The voltaic cell described by the balanced chemical reaction has a standard emf of 4.05 V. Calculate the equilibrium constant (Kc) for the reaction at 25 oC. Round your answer to 3 significant figures.
F2(g) + Mn(s) → 2F-(aq) + Mn2+(aq)
Mn2+/Mn -1.18
F2/F- +2.87
0 °C = 273.15 K
R = 8.314 J/(K x mol)
Faraday's Constant
96485 C/mol
nEF = RTlnK
I tried doing that but the value was so high that I wanted to compare answers with something you would get DrBob222. My answer was something e^136
To calculate the equilibrium constant (Kc) for the given reaction at 25 °C, we will use the equation:
E°cell = (0.0592/n) log(Kc)
Where:
- E°cell is the standard emf of the cell (4.05 V)

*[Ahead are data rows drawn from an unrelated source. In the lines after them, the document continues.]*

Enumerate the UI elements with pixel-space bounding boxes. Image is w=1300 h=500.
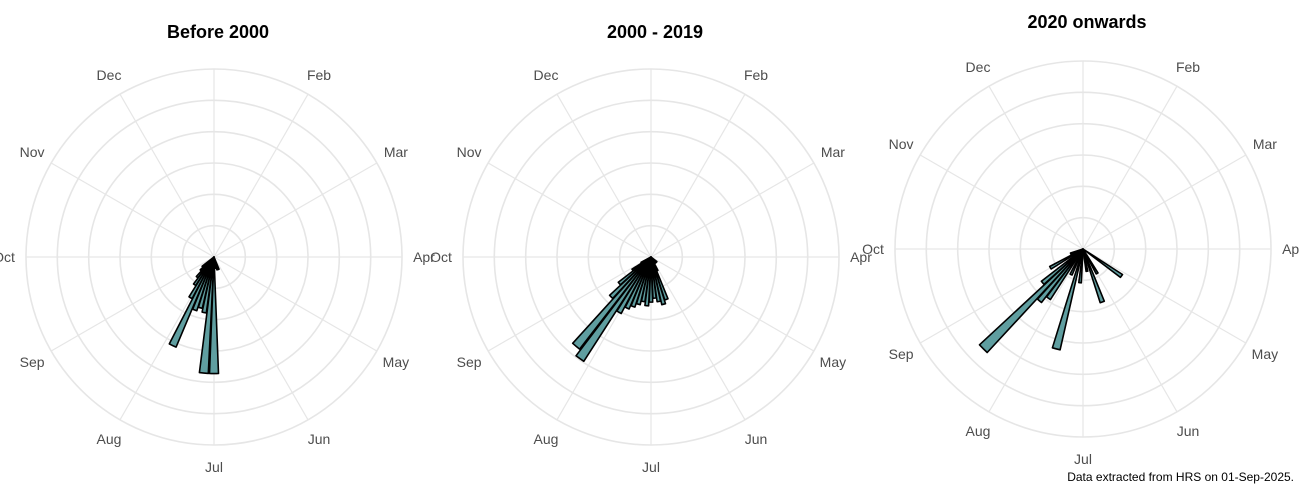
month-label-oct: Oct [0,249,15,265]
month-label-aug: Aug [97,431,122,447]
month-label-feb: Feb [744,67,768,83]
month-label-aug: Aug [966,423,991,439]
month-label-nov: Nov [457,144,482,160]
grid-spoke [50,256,215,352]
grid-spoke [988,85,1084,250]
month-label-aug: Aug [534,431,559,447]
polar-bar [650,256,667,306]
grid-spoke [119,93,215,258]
polar-bar [1082,248,1106,304]
month-label-oct: Oct [430,249,452,265]
grid-spoke [213,256,309,421]
month-label-dec: Dec [534,67,559,83]
month-label-jun: Jun [1177,423,1200,439]
grid-spoke [650,93,746,258]
month-label-apr: Apr [850,249,872,265]
grid-spoke [213,256,378,352]
month-label-mar: Mar [1253,136,1277,152]
month-label-apr: Apr [1282,241,1300,257]
polar-bar [1082,248,1124,279]
month-label-sep: Sep [20,354,45,370]
polar-bar [1051,248,1084,351]
polar-chart-3: Feb Mar Apr May Jun Jul Aug Sep Oct Nov Dec 2020 on… [862,12,1300,467]
grid-spoke [213,93,309,258]
polar-bar [1082,248,1089,273]
month-label-mar: Mar [384,144,408,160]
month-label-may: May [1252,346,1278,362]
chart-title: 2020 onwards [1027,12,1146,32]
grid-spoke [988,248,1084,413]
grid-spoke [50,162,215,258]
month-label-sep: Sep [889,346,914,362]
polar-bar [978,248,1084,354]
grid-spoke [650,256,746,421]
polar-bar [640,256,652,264]
month-label-feb: Feb [1176,59,1200,75]
polar-bar [1078,248,1084,284]
month-label-may: May [383,354,409,370]
chart-title: Before 2000 [167,22,269,42]
grid-spoke [919,154,1084,250]
polar-bar [1069,248,1084,255]
grid-spoke [213,162,378,258]
polar-chart-1: Feb Mar Apr May Jun Jul Aug Sep Oct Nov Dec Before … [0,22,435,475]
polar-bar [575,256,652,363]
chart-title: 2000 - 2019 [607,22,703,42]
grid-spoke [1082,248,1247,344]
grid-spoke [1082,85,1178,250]
polar-bar [201,256,215,268]
grid-spoke [650,256,815,352]
polar-bar [1048,248,1084,270]
grid-spoke [1082,154,1247,250]
month-label-jul: Jul [1074,451,1092,467]
month-label-apr: Apr [413,249,435,265]
month-label-oct: Oct [862,241,884,257]
polar-bar [213,256,220,271]
month-label-nov: Nov [889,136,914,152]
month-label-dec: Dec [966,59,991,75]
polar-bar [571,256,652,350]
polar-bar [650,256,662,303]
grid-spoke [487,162,652,258]
grid-spoke [1082,248,1178,413]
month-label-may: May [820,354,846,370]
grid-spoke [487,256,652,352]
month-label-feb: Feb [307,67,331,83]
grid-spoke [650,162,815,258]
polar-bar [1082,248,1099,275]
month-label-jul: Jul [205,459,223,475]
month-label-nov: Nov [20,144,45,160]
month-label-jun: Jun [745,431,768,447]
month-label-mar: Mar [821,144,845,160]
month-label-dec: Dec [97,67,122,83]
polar-chart-2: Feb Mar Apr May Jun Jul Aug Sep Oct Nov Dec 2000 - … [430,22,872,475]
polar-bar [208,256,220,375]
month-label-jun: Jun [308,431,331,447]
polar-bar [1040,248,1084,286]
grid-spoke [556,93,652,258]
month-label-jul: Jul [642,459,660,475]
polar-bar [1069,248,1084,276]
data-source-caption: Data extracted from HRS on 01-Sep-2025. [1067,470,1294,484]
month-label-sep: Sep [457,354,482,370]
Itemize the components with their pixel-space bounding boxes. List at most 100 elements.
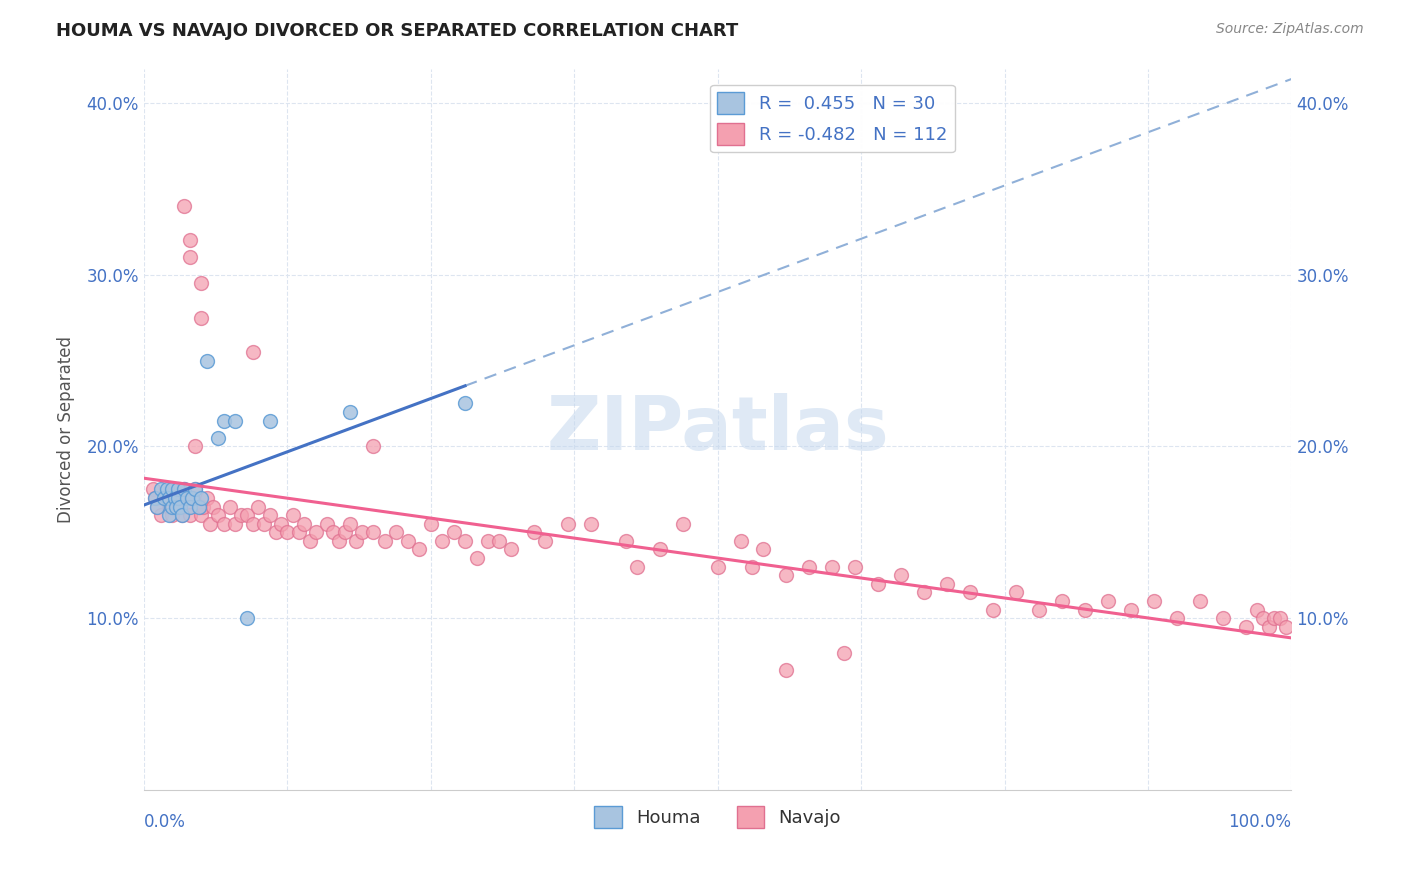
Point [477,533,499,548]
Point [799,559,821,574]
Point [162,483,184,497]
Point [218,500,240,514]
Point [408,542,430,557]
Point [936,576,959,591]
Point [1246,602,1268,616]
Point [193,500,215,514]
Point [1166,611,1188,625]
Point [287,525,309,540]
Point [231,508,253,522]
Point [350,525,373,540]
Point [1074,602,1097,616]
Legend: Houma, Navajo: Houma, Navajo [588,798,848,835]
Point [276,525,298,540]
Point [672,516,695,531]
Point [187,500,209,514]
Point [890,568,912,582]
Point [184,483,207,497]
Text: HOUMA VS NAVAJO DIVORCED OR SEPARATED CORRELATION CHART: HOUMA VS NAVAJO DIVORCED OR SEPARATED CO… [56,22,738,40]
Point [465,551,488,566]
Point [242,345,264,359]
Point [385,525,408,540]
Point [454,533,477,548]
Point [224,516,246,531]
Point [167,491,190,505]
Point [142,483,165,497]
Point [212,414,235,428]
Point [912,585,935,599]
Point [868,576,890,591]
Point [650,542,672,557]
Point [454,396,477,410]
Point [775,568,797,582]
Point [165,500,187,514]
Point [1119,602,1142,616]
Point [190,491,212,505]
Point [322,525,344,540]
Point [1268,611,1291,625]
Point [1005,585,1028,599]
Point [162,508,184,522]
Point [179,508,201,522]
Point [1097,594,1119,608]
Point [180,491,202,505]
Point [184,439,207,453]
Point [264,525,287,540]
Point [1028,602,1050,616]
Point [1188,594,1211,608]
Point [832,646,855,660]
Point [176,491,198,505]
Point [167,483,190,497]
Point [207,508,229,522]
Point [173,483,195,497]
Point [1050,594,1073,608]
Point [169,500,191,514]
Point [1212,611,1234,625]
Point [534,533,557,548]
Point [207,431,229,445]
Point [339,405,361,419]
Point [333,525,356,540]
Text: ZIPatlas: ZIPatlas [547,392,889,466]
Point [179,251,201,265]
Point [149,483,172,497]
Point [305,525,328,540]
Point [149,508,172,522]
Point [730,533,752,548]
Point [157,508,180,522]
Point [146,500,169,514]
Point [1263,611,1285,625]
Point [157,500,180,514]
Point [143,491,166,505]
Point [259,414,281,428]
Point [374,533,396,548]
Point [155,491,177,505]
Point [844,559,866,574]
Point [176,500,198,514]
Point [143,491,166,505]
Point [344,533,367,548]
Point [153,491,176,505]
Point [1251,611,1274,625]
Point [212,516,235,531]
Point [179,233,201,247]
Point [626,559,648,574]
Text: 0.0%: 0.0% [143,813,186,831]
Text: 100.0%: 100.0% [1229,813,1292,831]
Point [180,491,202,505]
Point [488,533,510,548]
Point [821,559,844,574]
Point [167,500,190,514]
Point [163,491,186,505]
Point [981,602,1004,616]
Point [299,533,322,548]
Point [162,500,184,514]
Point [201,500,224,514]
Point [581,516,603,531]
Point [523,525,546,540]
Point [153,491,176,505]
Point [200,516,222,531]
Point [242,516,264,531]
Point [190,310,212,325]
Point [247,500,270,514]
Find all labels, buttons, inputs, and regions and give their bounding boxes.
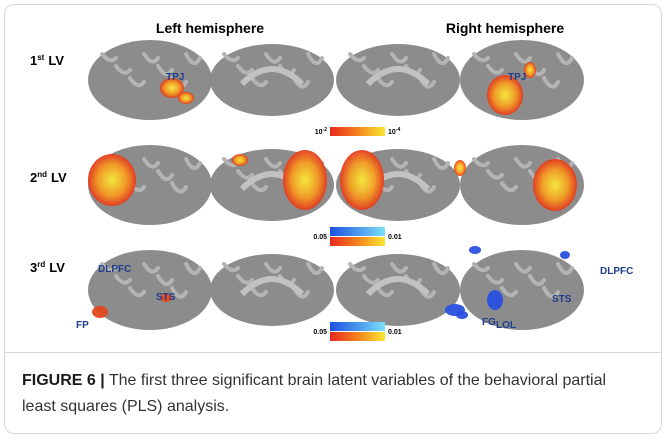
row-sup: rd xyxy=(37,260,45,269)
row-text: LV xyxy=(48,53,64,68)
caption-text: The first three significant brain latent… xyxy=(22,372,606,415)
brain-surfaces xyxy=(88,40,584,330)
region-label: TPJ xyxy=(166,72,184,83)
brain xyxy=(88,40,212,120)
colorbar xyxy=(330,237,385,246)
brain xyxy=(460,250,584,330)
activation xyxy=(178,92,194,104)
region-label: FP xyxy=(76,320,89,331)
colorbar-label: 0.01 xyxy=(388,234,402,241)
header: Right hemisphere xyxy=(446,20,564,36)
activation xyxy=(283,150,327,210)
region-label: TPJ xyxy=(508,72,526,83)
activation xyxy=(469,246,481,254)
row-sup: nd xyxy=(37,170,47,179)
colorbar xyxy=(330,127,385,136)
activation xyxy=(88,154,136,206)
activation xyxy=(456,311,468,319)
region-label: DLPFC xyxy=(600,266,633,277)
colorbar xyxy=(330,227,385,236)
brain xyxy=(336,254,460,326)
figure: Left hemisphere Right hemisphere 1st LV 2… xyxy=(0,0,668,352)
colorbar-label: 0.05 xyxy=(313,234,327,241)
colorbar-label: 10-2 xyxy=(315,127,327,136)
colorbar xyxy=(330,322,385,331)
region-label: STS xyxy=(156,292,176,303)
divider xyxy=(4,352,662,353)
header: Left hemisphere xyxy=(156,20,264,36)
row-num: 1 xyxy=(30,53,37,68)
row-num: 3 xyxy=(30,260,37,275)
row-text: LV xyxy=(51,170,67,185)
region-label: LOL xyxy=(496,320,516,331)
region-label: FG xyxy=(482,317,496,328)
activation xyxy=(487,290,503,310)
row-sup: st xyxy=(37,53,44,62)
row-num: 2 xyxy=(30,170,37,185)
colorbar-label: 0.01 xyxy=(388,329,402,336)
row-label: 1st LV xyxy=(30,53,64,68)
activation xyxy=(340,150,384,210)
row-label: 3rd LV xyxy=(30,260,65,275)
caption-label: FIGURE 6 | xyxy=(22,372,105,389)
activation xyxy=(232,154,248,166)
brain xyxy=(210,44,334,116)
brain xyxy=(210,254,334,326)
brain xyxy=(88,250,212,330)
activation xyxy=(92,306,108,318)
colorbar xyxy=(330,332,385,341)
brain xyxy=(336,44,460,116)
colorbar-label: 10-4 xyxy=(388,127,400,136)
colorbar-label: 0.05 xyxy=(313,329,327,336)
region-label: DLPFC xyxy=(98,264,131,275)
caption: FIGURE 6 | The first three significant b… xyxy=(22,368,642,420)
activation xyxy=(454,160,466,176)
activation xyxy=(560,251,570,259)
activation xyxy=(533,159,577,211)
row-label: 2nd LV xyxy=(30,170,67,185)
row-text: LV xyxy=(49,260,65,275)
region-label: STS xyxy=(552,294,572,305)
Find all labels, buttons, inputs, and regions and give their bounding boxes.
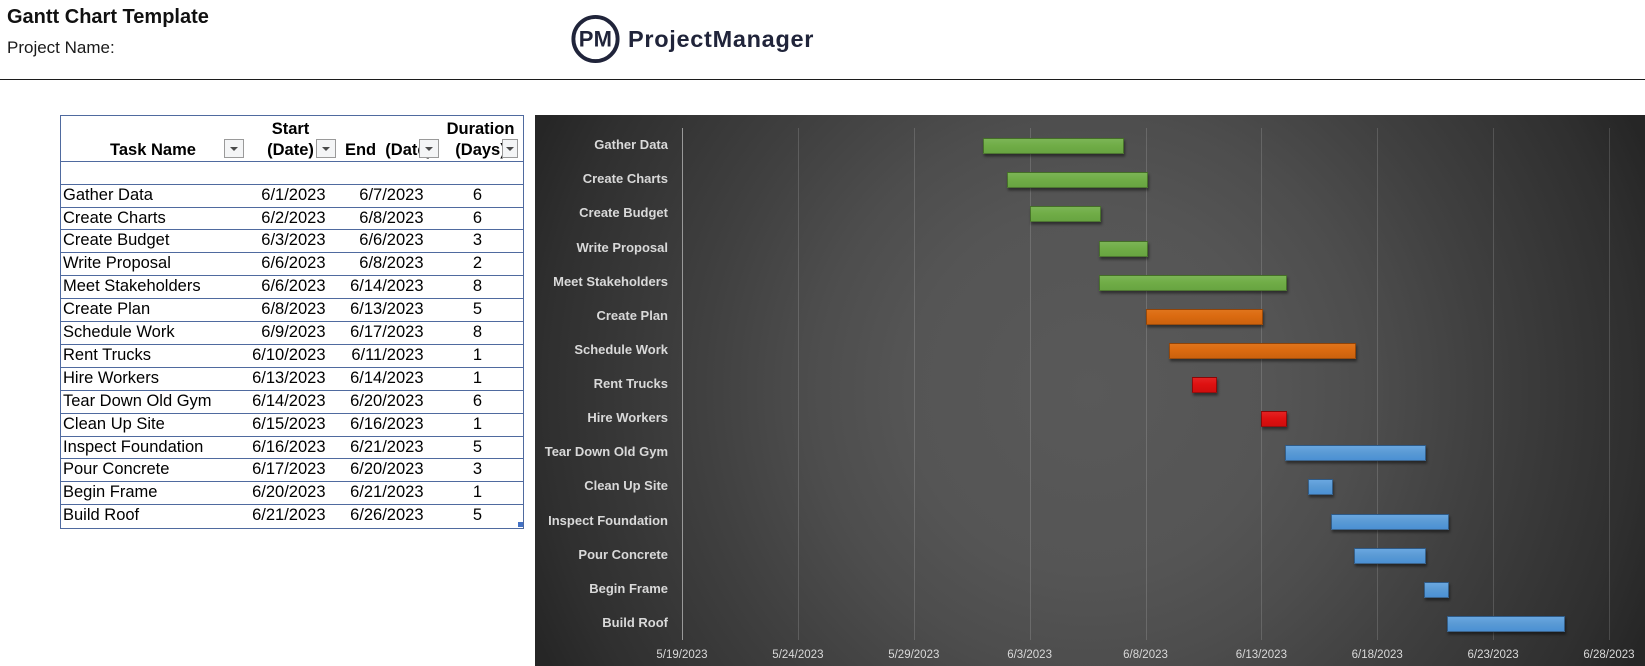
svg-text:PM: PM xyxy=(579,26,612,51)
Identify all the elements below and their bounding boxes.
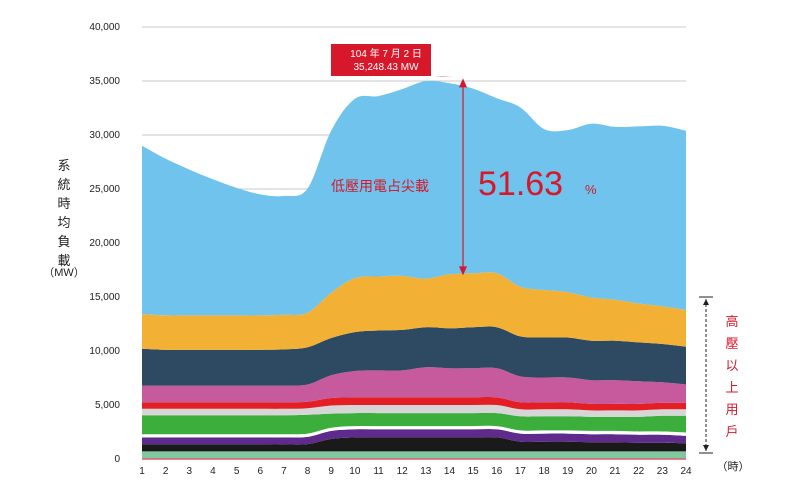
high-voltage-label-char: 戶 (725, 425, 738, 440)
x-tick-label: 12 (397, 466, 409, 477)
x-tick-label: 6 (257, 466, 263, 477)
high-voltage-label-char: 用 (725, 403, 738, 418)
area-series-5 (142, 412, 686, 435)
y-axis-label-char: 均 (57, 216, 70, 231)
y-axis-label-char: 載 (57, 254, 70, 269)
x-tick-label: 18 (539, 466, 551, 477)
y-axis-label-char: 統 (57, 178, 70, 193)
peak-share-label: 低壓用電占尖載 (331, 179, 429, 195)
area-series-11 (142, 80, 686, 316)
y-axis-label-char: 系 (57, 159, 70, 174)
area-series-4 (142, 425, 686, 438)
y-axis-label-char: 時 (57, 197, 70, 212)
bracket-arrow-top (703, 299, 709, 305)
high-voltage-bracket (699, 296, 713, 454)
area-series-1 (142, 451, 686, 459)
x-tick-label: 3 (187, 466, 193, 477)
x-tick-label: 4 (210, 466, 216, 477)
x-tick-label: 14 (444, 466, 456, 477)
y-axis-unit: （MW） (43, 266, 85, 279)
x-tick-label: 9 (328, 466, 334, 477)
x-tick-label: 20 (586, 466, 598, 477)
x-tick-label: 10 (349, 466, 361, 477)
x-tick-label: 7 (281, 466, 287, 477)
x-tick-label: 22 (633, 466, 645, 477)
x-tick-label: 5 (234, 466, 240, 477)
peak-share-percent-sign: % (585, 182, 597, 197)
high-voltage-label-char: 以 (725, 359, 738, 374)
y-tick-label: 10,000 (89, 346, 120, 357)
y-axis-ticks: 0 5,000 10,000 15,000 20,000 25,000 30,000 35,0… (89, 22, 120, 465)
x-tick-label: 21 (609, 466, 621, 477)
area-series-2 (142, 437, 686, 452)
x-tick-label: 2 (163, 466, 169, 477)
y-tick-label: 0 (114, 454, 120, 465)
y-tick-label: 5,000 (95, 400, 120, 411)
y-tick-label: 25,000 (89, 184, 120, 195)
area-series-9 (142, 326, 686, 386)
x-tick-label: 19 (562, 466, 574, 477)
high-voltage-label-char: 上 (725, 381, 738, 396)
x-tick-label: 24 (680, 466, 692, 477)
y-tick-label: 35,000 (89, 76, 120, 87)
peak-share-arrow (459, 78, 467, 276)
peak-share-percent: 51.63 (478, 165, 563, 203)
area-series-10 (142, 272, 686, 350)
y-tick-label: 20,000 (89, 238, 120, 249)
area-series-7 (142, 397, 686, 411)
x-tick-label: 23 (657, 466, 669, 477)
x-tick-label: 15 (468, 466, 480, 477)
area-series-3 (142, 428, 686, 445)
x-tick-label: 1 (139, 466, 145, 477)
peak-callout: 104 年 7 月 2 日 35,248.43 MW (331, 44, 454, 77)
peak-arrow-head-bottom (459, 266, 467, 276)
x-axis-unit: （時） (717, 460, 750, 473)
x-axis-ticks: 1 2 3 4 5 6 7 8 9 10 11 12 13 14 15 16 17 18 19 20 21 22 23 24 (139, 466, 692, 477)
x-tick-label: 13 (420, 466, 432, 477)
peak-callout-box (331, 44, 454, 77)
peak-arrow-head-top (459, 78, 467, 88)
x-tick-label: 17 (515, 466, 527, 477)
x-tick-label: 16 (491, 466, 503, 477)
area-series-8 (142, 367, 686, 405)
high-voltage-label-char: 壓 (725, 337, 738, 352)
peak-callout-date: 104 年 7 月 2 日 (350, 47, 422, 60)
high-voltage-label-char: 高 (725, 314, 738, 330)
bracket-arrow-bottom (703, 445, 709, 451)
y-tick-label: 15,000 (89, 292, 120, 303)
y-tick-label: 40,000 (89, 22, 120, 33)
stacked-areas (142, 80, 686, 460)
y-axis-label-char: 負 (57, 235, 70, 250)
peak-callout-value: 35,248.43 MW (353, 62, 419, 73)
y-tick-label: 30,000 (89, 130, 120, 141)
x-tick-label: 8 (305, 466, 311, 477)
area-series-6 (142, 404, 686, 417)
x-tick-label: 11 (373, 466, 384, 477)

- n is the number of electrons transferred in the balanced chemical equation (in this case, n = 2, since 2 electrons are transferred)
- Kc is the equilibrium constant we are trying to find
First, we need to find the value of ln(Kc) using the equation above. Rearranging the equation, we have:
ln(Kc) = (n/E°cell) * log(10)
Substituting the given values into the equation, we get:
ln(Kc) = (2/4.05) * log(10) = 0.488
Next, we can find Kc by taking the exponential of ln(Kc):
Kc = e^(ln(Kc)) = e^(0.488) = 1.629
Rounding to 3 significant figures, the equilibrium constant (Kc) for the reaction at 25 °C is 1.63.